An ordinary American whose extraordinary convictions, faith, and impetuous personality impelled him to become a leading human rights activist during Argentina’s Dirty War (1976-1983), Meyer (who passed away in 1993) left not only a legacy of faith and teachings to his students and congregations, but also a compelling model of how a person of faith can embrace activism as a central part of their religious life.

The exhibit consists of 12 stunning banners, each of which incorporates materials culled from Meyer’s personal papers, held by the Human Rights Archive at the Rubenstein Library, including intimate family photos, moving letters from prisoners, original artwork, internal government memos, and rare human rights publications.

The exhibit has been on display at the Organization of American States in Washington, D.C., as well as B’nai Jeshurun and the Jewish Theological Seminary, both in New York City—all places where Meyer studied or worked. Wherever the exhibit has traveled, it has inspired not only an admiration of Meyer’s work but also community dialogue about faith, activism, and human rights.

The exhibit text was prepared by Katharine French Fuller, a graduate student in Duke’s History Department, under the supervision of Patrick Stawski, Human Rights Archivist. The design was executed by Pam Chastain and James Jarvis of Pam Chastain Design. The exhibit is funded by the generosity of an anonymous donor and is a joint project of the Human Rights Archive at the Rubenstein Library, the Duke Human Rights Center, and Duke’s Center for Jewish Studies.

An on-line version of the exhibit is also available.

Opening Celebration for “I Have No Right to Be Silent”

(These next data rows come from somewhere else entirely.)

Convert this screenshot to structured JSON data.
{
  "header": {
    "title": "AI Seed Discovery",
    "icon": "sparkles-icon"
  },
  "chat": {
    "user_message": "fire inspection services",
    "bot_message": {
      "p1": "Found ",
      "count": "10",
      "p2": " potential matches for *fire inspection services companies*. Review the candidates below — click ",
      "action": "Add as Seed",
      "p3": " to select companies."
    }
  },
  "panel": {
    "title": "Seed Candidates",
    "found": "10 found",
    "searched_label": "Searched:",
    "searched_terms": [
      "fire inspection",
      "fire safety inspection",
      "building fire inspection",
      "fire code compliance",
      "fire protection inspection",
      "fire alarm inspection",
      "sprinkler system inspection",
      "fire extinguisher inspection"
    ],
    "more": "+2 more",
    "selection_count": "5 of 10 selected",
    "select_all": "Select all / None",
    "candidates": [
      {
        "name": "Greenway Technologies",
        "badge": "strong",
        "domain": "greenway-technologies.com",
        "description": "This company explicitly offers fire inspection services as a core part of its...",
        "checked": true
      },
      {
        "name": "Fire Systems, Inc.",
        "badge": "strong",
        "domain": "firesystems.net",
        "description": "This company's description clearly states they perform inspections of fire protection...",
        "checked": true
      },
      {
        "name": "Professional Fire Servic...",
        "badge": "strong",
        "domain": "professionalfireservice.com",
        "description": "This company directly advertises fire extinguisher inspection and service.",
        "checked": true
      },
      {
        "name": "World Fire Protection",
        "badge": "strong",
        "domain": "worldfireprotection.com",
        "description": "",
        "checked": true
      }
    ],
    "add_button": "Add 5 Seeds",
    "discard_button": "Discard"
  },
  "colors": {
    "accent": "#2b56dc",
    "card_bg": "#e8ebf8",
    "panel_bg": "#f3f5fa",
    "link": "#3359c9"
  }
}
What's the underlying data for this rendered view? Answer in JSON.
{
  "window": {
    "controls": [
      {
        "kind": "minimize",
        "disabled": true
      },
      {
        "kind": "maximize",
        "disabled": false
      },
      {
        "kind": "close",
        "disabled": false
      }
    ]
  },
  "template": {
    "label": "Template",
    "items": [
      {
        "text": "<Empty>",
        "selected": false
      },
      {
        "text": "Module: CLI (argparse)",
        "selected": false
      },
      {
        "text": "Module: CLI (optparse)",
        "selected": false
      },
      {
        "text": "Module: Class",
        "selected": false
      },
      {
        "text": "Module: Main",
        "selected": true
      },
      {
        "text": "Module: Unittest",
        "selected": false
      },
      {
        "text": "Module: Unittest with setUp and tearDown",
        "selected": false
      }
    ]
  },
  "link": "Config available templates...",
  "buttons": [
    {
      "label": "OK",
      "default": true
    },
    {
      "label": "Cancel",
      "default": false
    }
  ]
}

Date: Monday, October 3, 2011
Time: 5:30 PM
Location: Goodson Chapel, Duke University Divinity School (map and directions)
Contact Information: Patrick Stawski, 919-660-5823 or patrick.stawski(at)duke.edu

The exhibit opening will include comments by Gabriel Meyer, social activist and Marshall Meyer’s son, as well as a performance of sacred Ladino music by the Jewish Chorale of the Triangle. Among the singers is Meyer’s nephew, Professor Eric Meyers, Bernice & Morton Lerner Professor of Center for Jewish Studies and Religion and the Director of the Center for Jewish Studies. A reception will follow outside the Goodson Chapel.